High fat diet reduces the expression of glutathione peroxidase 3 in mouse prostate.

Sekine Y, Osei-Hwedieh D, Matsuda K, Raghavachari N, Liu D, Furuya Y, Koike H, Suzuki K, Remaley AT.
Source: Prostate
Publication Date: (2011)
Issue: doi: 10: 1002
Research Area:
Cancer Research/Cell Biology
Cells used in publication:
Epithelial, prostate (PrEC), human
Species: human
Tissue Origin: prostate
Prostate stromal cells (PrSC) human
Species: human
Tissue Origin: prostate
BACKGROUND: High fat diets are known to be a risk factor for prostate cancer. In this study, we investigated the effect of high fat diet on mouse prostate gene expression. METHODS: C57BL/6J mice were fed either a control or high fat diet for 12 weeks. Microarray analyses were performed on mouse ventral prostate (VP) and dorsolateral prostate (DLP), followed by canonical pathway analysis and regulatory network identification. mRNA changes were confirmed by real time PCR. RESULTS: Approximately 2,125, and 1,194 genes responded significantly to the high fat diet in VP, DLP, respectively.
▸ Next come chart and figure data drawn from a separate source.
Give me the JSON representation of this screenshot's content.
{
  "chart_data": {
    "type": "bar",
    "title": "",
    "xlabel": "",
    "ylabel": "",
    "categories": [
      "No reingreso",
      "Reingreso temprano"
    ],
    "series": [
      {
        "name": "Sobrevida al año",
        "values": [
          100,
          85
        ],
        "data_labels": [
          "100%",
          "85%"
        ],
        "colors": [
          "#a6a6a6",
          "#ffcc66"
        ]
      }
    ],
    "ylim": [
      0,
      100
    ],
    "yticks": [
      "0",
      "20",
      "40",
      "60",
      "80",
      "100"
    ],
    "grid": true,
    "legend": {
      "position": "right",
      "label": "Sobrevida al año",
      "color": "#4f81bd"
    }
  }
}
Pathways and networks related to oxidative stress, glutathione metabolism, NRF-mediated oxidative stress response and NF-kappaB were all differentially regulated by high fat diet. Glutathione peroxidase 3 (GPx3) mRNA levels were decreased by approximately twofold by high fat diet in all three prostate lobes. In human non-transformed prostate cells (PrSC, PrEC, and BPH-1), cholesterol loading decreased GPx3 expression, and increased H(2) O(2) levels of culture medium. Troglitazone increased GPx3 expression in three normal prostate cells, and decreased H(2) O(2) levels. In addition, troglitazone attenuated cholesterol-induced H(2) O(2) increase. Tissue from prostate cancer biopsies had decreased GPx3 mRNA and its level was inversely related to the Gleason score. CONCLUSIONS: High fat diet alters pathways related to many genes concerned with oxidative stress. GPx3, a gene identified by this analysis, was found to be down-regulated by high fat diet and appears be decreased in human prostate cancers, suggesting that GPx3 may have a possible role in modulating carcinogenesis. Prostate © 2011 Wiley-Liss, Inc.